I am a parent who lives in Langdon, N.H., and works in Brattleboro. My children’s physician, Dr. Susan Slowinski of Cornerstone, has been our pediatrician since each child was born in Brattleboro Memorial Hospital. I am happy with the health care we have received at Cornerstone and have never found scheduling (vaguely referenced as the reason for the merger) to be an issue for us. My doctor and her colleagues have always been responsive and available to us, even in minor emergency or same-day-appointment situations.
Moving our medical care to Brattleboro will be an inconvenience for my family. The prospect of driving 40 minutes each way when a child is ill, or even just for a routine visit, is not a high standard of care.
Much more important and troubling, however, is the effect this change will have on low-income families in the area. As in many medium-sized, rural communities, families in Bellows Falls and surrounding towns represent a wide range of economic backgrounds.
True, there are (just) two other pediatricians in Bellows Falls. I doubt they could accept all the patients that Cornerstone serves, but the premise that should trouble us is the assertion that anyone for whom this is a challenge can change their pediatrician. What this really means is that poor families, regardless of whether they are happy with their pediatrician, will have to disrupt their medical care and find a new pediatrician, a burden that will be optional for families in higher income brackets.

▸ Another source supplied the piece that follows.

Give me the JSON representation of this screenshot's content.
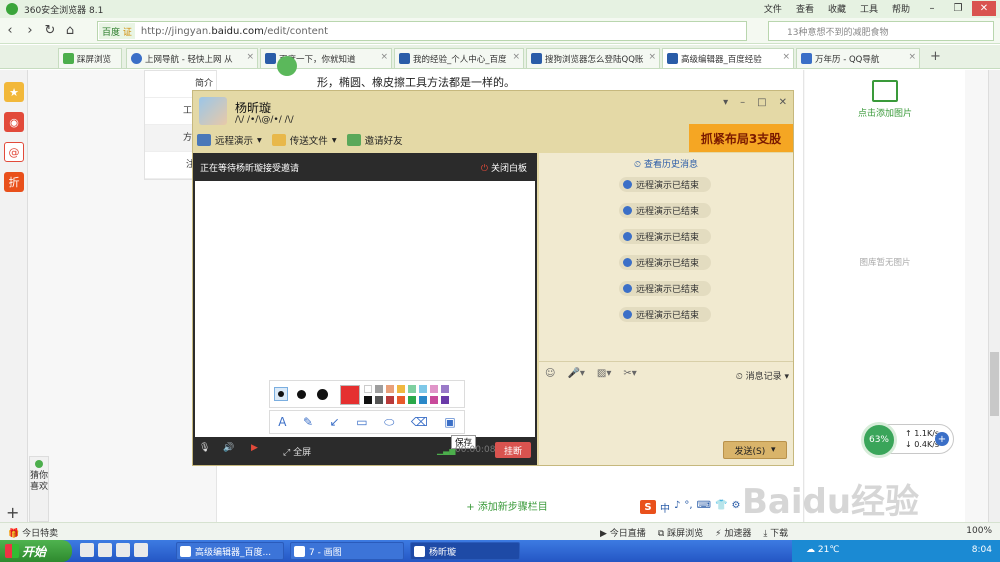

As a community we should be concerned when things are getting harder for children and families already at risk. We should be concerned when a young mother becomes more likely to miss well-child appointments for her newborn because she doesn’t have a car. We should be worried when an at-risk 5-year old becomes more likely to miss his only annual check-up because his father would have to take four hours off work to get him to and from his appointment.
I can only assume that the reason for this, although not stated in your article, is financial. I understand that health care companies must operate as businesses, but this move so clearly disregards the needs of families and misunderstands the makeup of our rural communities, that it causes me to have serious concerns with the direction of the leadership of Brattleboro Memorial Hospital.
Langdon, N.H., Aug. 3
Keeping an eye
Editor of the Reformer:
We were pleased to see Dr. McGraw’s column on pertussis (whooping cough) in the Aug. 29 paper. As of Sept. 2, there have been 39 confirmed pertussis cases in Vermont, 32 of those from Windham County. Eleven of the Windham County cases have been reported since July 15. As Dr. McGraw wrote, whooping cough can be a very serious illness and can be life threatening to infants. If you have symptoms of pertussis -- severe or persistent cough -- you should be evaluated by a health care provider.
The Vermont Department of Health has been working closely with area medical practices and with school nurses now that classes have resumed. Vaccination is the best method of prevention. To learn more visit the healthvermont.gov website, call your healthcare provider, or speak to a public health nurse at 802-257-2880.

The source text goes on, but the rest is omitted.